The Auditorium Organ has not been fully functional since the 1944 Great Atlantic Hurricane, when the subterranean floors of the oceanfront Boardwalk Hall were flooded for days with seawater from storm surge. This significantly damaged the organ blowers and completely destroyed the electro-pneumatic combination action for the organ stops. Additional water damage resulted earlier from plumbing failures and later from leaking roof areas and air-conditioning equipment. The organ's first 50 years also unluckily included the Great Depression in the 1930s, World War II in the 1940s, and then Atlantic City's gradual pre-casino decline through the 1970s. For decades, tight government funding and staffing were insufficient to keep pace with the maintenance and repair needs of the world's largest pipe organ, despite the best efforts of its curators.

=== 1998 partial restoration ===
In September 1998, the New Jersey Sports and Exposition Authority provided a $1.17 million grant, which restored to playable condition the Right Stage chamber of the Main Auditorium Organ and the entire Ballroom Organ. Afterwards, a recording session took place, which captured the main organ's record-holders (the 64' Diaphone-Dulzian, and the 100" Tuba Imperial and Grand Ophicleide) shortly before the hall closed for a multi-year renovation.

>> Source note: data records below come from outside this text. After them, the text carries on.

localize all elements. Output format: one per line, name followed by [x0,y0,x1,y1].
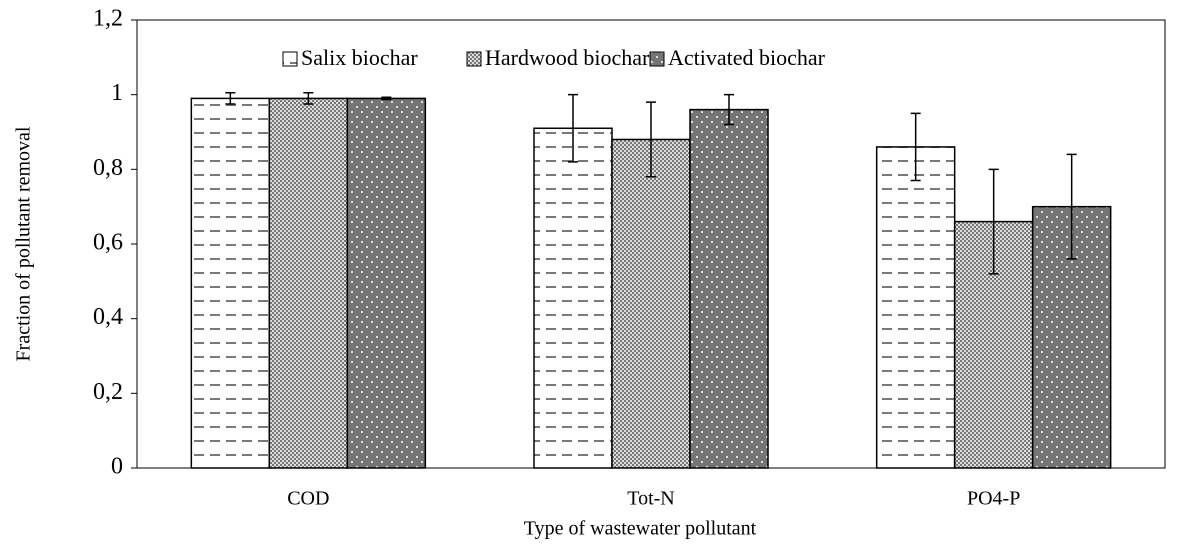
x-axis-title: Type of wastewater pollutant [524,518,757,540]
legend-swatch [282,51,298,67]
legend-swatch [466,51,482,67]
error-bar [303,92,314,105]
y-tick-label: 0,2 [93,379,123,405]
legend-label: Hardwood biochar [485,45,650,70]
y-tick-label: 0 [111,454,123,480]
error-bar [381,96,392,101]
error-bar [724,93,734,126]
y-tick-label: 1,2 [93,6,123,32]
bar [875,146,956,469]
bar [611,138,691,469]
legend-swatch [649,51,665,67]
bar [346,97,427,469]
error-bar [225,92,236,105]
x-tick-label: COD [287,488,329,510]
bar [268,97,349,469]
bar [190,97,271,469]
y-tick-label: 0,6 [93,230,123,256]
y-tick-label: 0,4 [93,304,123,330]
x-tick-label: PO4-P [967,488,1020,510]
bar [533,127,613,469]
error-bar [910,112,921,182]
legend-label: Activated biochar [668,45,826,70]
x-tick-label: Tot-N [627,488,674,510]
legend-label: Salix biochar [301,45,418,70]
error-bar [568,93,578,163]
y-tick-label: 1 [111,80,123,106]
bar [689,108,769,469]
y-axis-title: Fraction of pollutant removal [13,126,35,361]
error-bar [1066,153,1077,260]
y-tick-label: 0,8 [93,155,123,181]
error-bar [988,168,999,275]
error-bar [646,101,656,178]
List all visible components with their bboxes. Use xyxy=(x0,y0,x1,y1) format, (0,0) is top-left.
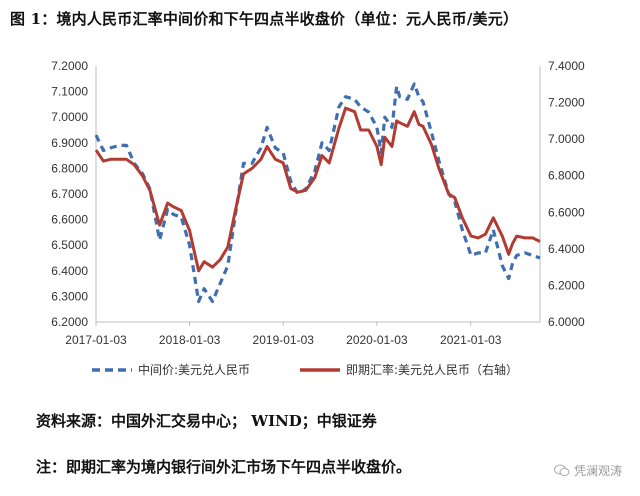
left-tick-label: 6.5000 xyxy=(51,238,88,252)
x-tick-label: 2020-01-03 xyxy=(346,333,408,347)
left-tick-label: 6.7000 xyxy=(51,187,88,201)
watermark-text: 凭澜观涛 xyxy=(573,464,622,478)
left-tick-label: 6.3000 xyxy=(51,289,88,303)
legend-label: 中间价:美元兑人民币 xyxy=(138,362,250,377)
mid-rate-line xyxy=(94,82,541,304)
x-tick-label: 2019-01-03 xyxy=(253,333,315,347)
left-tick-label: 6.6000 xyxy=(51,213,88,227)
chart-axes: 6.2000 6.3000 6.4000 6.5000 6.6000 6.7000 6.80… xyxy=(51,59,585,347)
left-tick-label: 6.8000 xyxy=(51,161,88,175)
footnote: 注：即期汇率为境内银行间外汇市场下午四点半收盘价。 xyxy=(36,458,412,476)
left-tick-label: 7.2000 xyxy=(51,59,88,73)
wechat-icon xyxy=(553,464,570,477)
chart-title: 图 1：境内人民币汇率中间价和下午四点半收盘价（单位：元人民币/美元） xyxy=(10,10,519,28)
legend-label: 即期汇率:美元兑人民币（右轴） xyxy=(346,362,518,377)
right-tick-label: 6.6000 xyxy=(548,205,585,219)
x-tick-label: 2018-01-03 xyxy=(159,333,221,347)
chart-legend: 中间价:美元兑人民币 即期汇率:美元兑人民币（右轴） xyxy=(92,362,518,377)
left-tick-label: 6.4000 xyxy=(51,264,88,278)
x-tick-label: 2017-01-03 xyxy=(65,333,127,347)
right-tick-label: 7.2000 xyxy=(548,96,585,110)
x-tick-label: 2021-01-03 xyxy=(440,333,502,347)
chart-series xyxy=(94,82,541,304)
left-tick-label: 7.1000 xyxy=(51,85,88,99)
right-tick-label: 6.8000 xyxy=(548,169,585,183)
right-tick-label: 6.2000 xyxy=(548,278,585,292)
right-tick-label: 7.0000 xyxy=(548,132,585,146)
spot-rate-line xyxy=(94,106,541,273)
left-tick-label: 7.0000 xyxy=(51,110,88,124)
left-tick-label: 6.9000 xyxy=(51,136,88,150)
watermark: 凭澜观涛 xyxy=(553,462,622,479)
right-tick-label: 6.4000 xyxy=(548,242,585,256)
right-tick-label: 6.0000 xyxy=(548,315,585,329)
right-tick-label: 7.4000 xyxy=(548,59,585,73)
left-tick-label: 6.2000 xyxy=(51,315,88,329)
exchange-rate-chart: 6.2000 6.3000 6.4000 6.5000 6.6000 6.7000 6.80… xyxy=(51,59,585,377)
source-note: 资料来源：中国外汇交易中心； WIND；中银证券 xyxy=(36,412,377,430)
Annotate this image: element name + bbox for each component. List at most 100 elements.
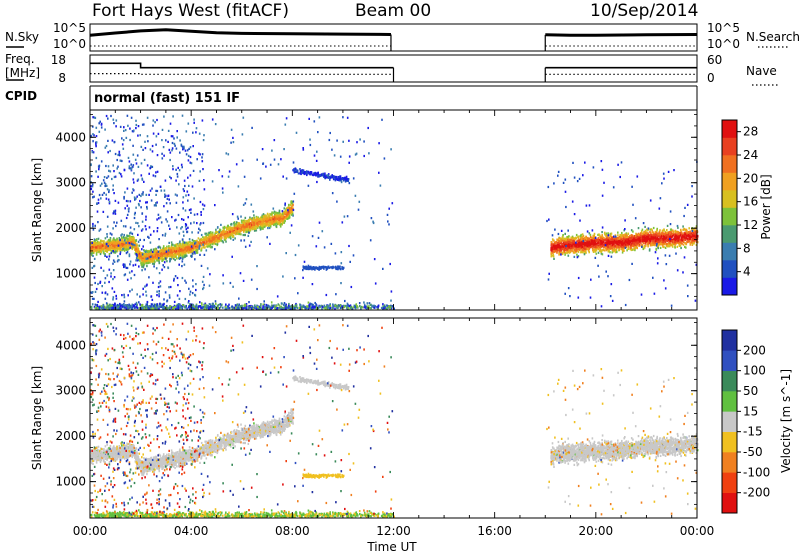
power-point bbox=[221, 240, 224, 243]
power-point bbox=[285, 211, 287, 214]
power-point bbox=[200, 239, 203, 242]
power-point bbox=[631, 239, 634, 242]
power-point bbox=[624, 233, 627, 236]
power-point bbox=[187, 245, 189, 248]
power-point bbox=[620, 234, 622, 237]
power-point bbox=[128, 239, 131, 242]
power-point bbox=[132, 235, 134, 238]
power-point bbox=[100, 242, 102, 245]
power-point bbox=[582, 235, 585, 238]
power-point bbox=[122, 242, 125, 245]
power-point bbox=[580, 236, 582, 239]
power-point bbox=[338, 176, 341, 179]
power-point bbox=[634, 236, 636, 239]
power-point bbox=[154, 260, 156, 263]
power-point bbox=[103, 248, 105, 251]
power-point bbox=[571, 245, 573, 248]
power-point bbox=[550, 241, 553, 244]
power-point bbox=[590, 239, 593, 242]
power-point bbox=[601, 234, 603, 237]
power-point bbox=[185, 241, 187, 244]
power-point bbox=[251, 219, 253, 222]
power-point bbox=[276, 217, 278, 220]
power-point bbox=[236, 227, 239, 231]
power-point bbox=[262, 217, 264, 220]
power-point bbox=[214, 242, 217, 246]
power-point bbox=[564, 252, 567, 255]
power-point bbox=[271, 211, 273, 214]
power-point bbox=[653, 239, 656, 242]
power-point bbox=[114, 239, 117, 242]
power-point bbox=[642, 247, 645, 251]
power-point bbox=[602, 239, 605, 242]
power-point bbox=[685, 246, 687, 249]
power-point bbox=[611, 237, 613, 240]
power-point bbox=[647, 234, 649, 237]
power-point bbox=[647, 245, 649, 248]
power-point bbox=[589, 243, 592, 246]
power-point bbox=[560, 246, 562, 249]
power-point bbox=[282, 215, 284, 218]
power-point bbox=[127, 238, 129, 241]
power-point bbox=[602, 240, 605, 243]
power-point bbox=[664, 232, 666, 235]
power-point bbox=[233, 222, 235, 225]
power-point bbox=[278, 210, 281, 214]
power-point bbox=[655, 239, 657, 242]
power-point bbox=[126, 248, 128, 251]
power-point bbox=[590, 241, 593, 244]
power-point bbox=[574, 251, 576, 254]
power-point bbox=[299, 168, 301, 171]
power-point bbox=[278, 220, 280, 223]
power-point bbox=[151, 258, 154, 261]
power-point bbox=[601, 235, 604, 238]
power-point bbox=[623, 242, 625, 245]
power-point bbox=[561, 247, 563, 251]
power-point bbox=[644, 235, 646, 238]
power-point bbox=[235, 221, 238, 224]
power-point bbox=[259, 221, 261, 224]
power-point bbox=[290, 210, 292, 214]
power-point bbox=[572, 241, 575, 244]
power-point bbox=[552, 251, 554, 254]
power-point bbox=[666, 229, 668, 232]
power-point bbox=[662, 238, 665, 241]
power-point bbox=[634, 249, 636, 252]
power-point bbox=[689, 233, 691, 236]
power-point bbox=[554, 242, 557, 245]
power-point bbox=[329, 178, 331, 181]
power-point bbox=[176, 247, 179, 250]
power-point bbox=[617, 231, 619, 234]
power-point bbox=[649, 233, 652, 237]
power-point bbox=[100, 246, 103, 249]
power-point bbox=[653, 240, 655, 243]
power-point bbox=[613, 249, 616, 252]
power-point bbox=[120, 241, 123, 244]
power-point bbox=[286, 207, 288, 210]
power-point bbox=[311, 173, 314, 176]
power-point bbox=[90, 241, 93, 244]
power-point bbox=[109, 245, 111, 248]
power-point bbox=[662, 237, 664, 240]
power-point bbox=[644, 242, 647, 245]
power-point bbox=[237, 225, 240, 228]
power-point bbox=[124, 241, 126, 245]
power-point bbox=[219, 234, 222, 237]
power-point bbox=[125, 236, 128, 239]
power-point bbox=[192, 248, 195, 251]
power-point bbox=[109, 240, 111, 243]
cpid-mode: normal (fast) 151 IF bbox=[94, 91, 240, 106]
power-point bbox=[601, 248, 604, 252]
power-point bbox=[272, 215, 274, 219]
power-point bbox=[188, 251, 191, 254]
power-point bbox=[665, 239, 667, 242]
power-point bbox=[630, 238, 632, 241]
power-point bbox=[199, 253, 201, 256]
power-point bbox=[639, 234, 642, 237]
power-point bbox=[669, 239, 672, 242]
power-point bbox=[632, 242, 634, 245]
power-point bbox=[249, 216, 251, 219]
power-point bbox=[626, 235, 629, 238]
power-point bbox=[607, 239, 609, 242]
power-point bbox=[197, 242, 199, 245]
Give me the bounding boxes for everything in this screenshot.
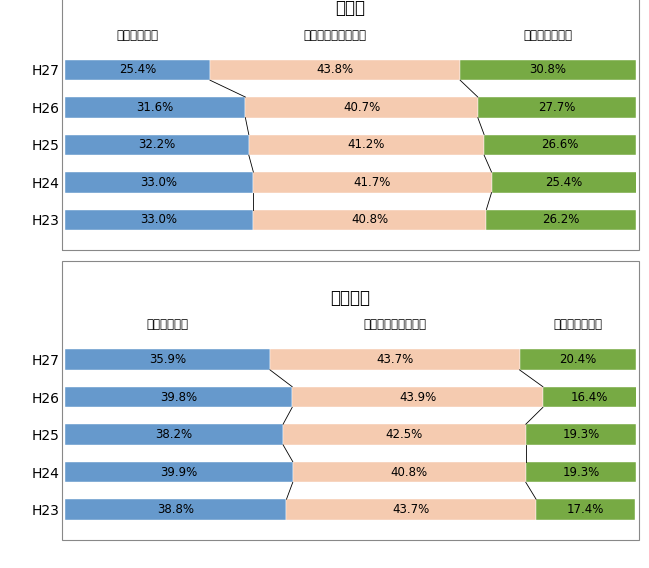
Bar [210, 60, 460, 80]
Text: 25.4%: 25.4% [545, 176, 583, 189]
Bar [65, 135, 249, 155]
Bar [245, 97, 478, 118]
Text: 43.7%: 43.7% [376, 353, 413, 366]
Text: 26.6%: 26.6% [541, 139, 579, 151]
Text: 39.9%: 39.9% [160, 466, 197, 478]
Bar [491, 172, 637, 193]
Text: 十分だと思う: 十分だと思う [147, 319, 188, 331]
Text: どちらともいえない: どちらともいえない [363, 319, 426, 331]
Text: 42.5%: 42.5% [386, 428, 423, 441]
Text: 19.3%: 19.3% [562, 428, 600, 441]
Text: 38.2%: 38.2% [155, 428, 193, 441]
Bar [536, 499, 635, 520]
Text: 33.0%: 33.0% [141, 176, 178, 189]
Text: 41.7%: 41.7% [354, 176, 391, 189]
Bar [293, 462, 526, 482]
Bar [65, 97, 245, 118]
Bar [65, 210, 253, 230]
Text: 32.2%: 32.2% [138, 139, 175, 151]
Bar [65, 172, 253, 193]
Text: 43.9%: 43.9% [399, 391, 436, 403]
Text: 31.6%: 31.6% [136, 101, 174, 114]
Text: どちらともいえない: どちらともいえない [304, 29, 367, 41]
Bar [65, 424, 283, 445]
Text: 38.8%: 38.8% [157, 503, 194, 516]
Text: 33.0%: 33.0% [141, 214, 178, 226]
Bar [484, 135, 636, 155]
Bar [65, 499, 286, 520]
Text: 26.2%: 26.2% [543, 214, 580, 226]
Text: 40.8%: 40.8% [351, 214, 389, 226]
Bar [478, 97, 636, 118]
Text: 十分と思わない: 十分と思わない [524, 29, 572, 41]
Text: 17.4%: 17.4% [567, 503, 604, 516]
Bar [283, 424, 526, 445]
Text: 41.2%: 41.2% [348, 139, 385, 151]
Text: 30.8%: 30.8% [530, 64, 567, 76]
Text: 16.4%: 16.4% [571, 391, 609, 403]
Text: 19.3%: 19.3% [562, 466, 600, 478]
Text: 27.7%: 27.7% [538, 101, 576, 114]
Bar [543, 387, 637, 407]
Text: 43.7%: 43.7% [393, 503, 430, 516]
Bar [526, 462, 636, 482]
Text: 20.4%: 20.4% [559, 353, 596, 366]
Bar [253, 172, 491, 193]
Bar [253, 210, 486, 230]
Bar [292, 387, 543, 407]
Text: 十分と思わない: 十分と思わない [553, 319, 602, 331]
Bar [249, 135, 484, 155]
Bar [270, 349, 519, 370]
Text: 43.8%: 43.8% [317, 64, 354, 76]
Bar [486, 210, 636, 230]
Bar [65, 60, 210, 80]
Bar [65, 462, 293, 482]
Text: 35.9%: 35.9% [149, 353, 186, 366]
Text: 40.8%: 40.8% [391, 466, 428, 478]
Bar [460, 60, 636, 80]
Text: 39.8%: 39.8% [160, 391, 197, 403]
Bar [65, 387, 292, 407]
Bar [65, 349, 270, 370]
Bar [286, 499, 536, 520]
Text: 25.4%: 25.4% [119, 64, 156, 76]
Text: 十分だと思う: 十分だと思う [116, 29, 158, 41]
Text: 無延滞者: 無延滞者 [330, 289, 371, 307]
Bar [519, 349, 636, 370]
Text: 延滞者: 延滞者 [336, 0, 365, 18]
Text: 40.7%: 40.7% [343, 101, 380, 114]
Bar [526, 424, 636, 445]
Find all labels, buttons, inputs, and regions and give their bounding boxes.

=== 1999–2001 construction damage ===
Both organs experienced severe damage during the 1999–2001 renovation of Boardwalk Hall, due to inadequate planning and oversight and the carelessness of workers. The organ curator position was furloughed, and Dennis McGurk's personal efforts to protect the instruments were no match for an army of construction contractors throughout the building. Pipes were removed, bent, and stepped on. (Most organ pipes are made from soft alloys based on lead, so it is very easy to dent or crush them.) The 32-foot Trombone stop was effectively entombed in the building's walls when an opening in the Left Upper chamber, which allowed the rank to speak through the grille in the ceiling, was sealed off. As parts of the building were demolished for reconstruction, windlines to various pipe chambers were cut, with no effort to identify or protect the lines, nor any plans to re-route or repair them. The elaborate electrical relay for the Left Stage chamber was cut out with no provision for its restoration, and various switching and control cables were severed. Cement dust disrupted thousands of minimally protected switching contacts, magnets, and organ pipes. The 5-manual console connection was cut. All this left the Auditorium Organ heavily damaged and the Right Stage chamber, which was 98% operational in 1998, completely disabled. The relay of the Ballroom Organ was also removed in a careless way and its control cables severed, rendering that organ unplayable as well.

=== Ongoing restoration ===
In 2013, the Main Auditorium Organ once again began to be heard, with 15–20% of it restored as funding was secured. The organ was played in September 2013 during the Miss America pageant, its first public performance in 40 years. Since 2014, free half-hour noon concerts are offered Monday through Friday from May through September, excluding holidays and special events. Since 2015, in-depth "behind the scenes" tours are available on Wednesdays at 10 a.m. for most of the year. On September 1, 2015, Nathan Bryson became the fifth curator of the Boardwalk Hall organs, to lead a dedicated crew of maintenance professionals and volunteers. Both organs are gradually returning to the regular musical life of the building as their mechanical condition permits.

The current restoration program, led by the Historic Organ Restoration Committee (HORC, a nonprofit 501(c) organization), is a $16 million project funded entirely by donations from charitable foundations and the general public. The restoration effort focuses on re-leathering the full Auditorium Organ, as well as repairing damage to the original pipework and mechanical/electrical systems sustained from construction and water over the years.

HORC reports that as of 2024, 95% of the Ballroom Kimball Organ and 67% of the Main Auditorium Midmer-Losh Organ are operational again, the latter including most of the pipe ranks in the Right Stage, Left Stage and Left Forward chambers. Restoration work is ongoing and proceeding, as the organs' 100th anniversary approaches in 2029–2032.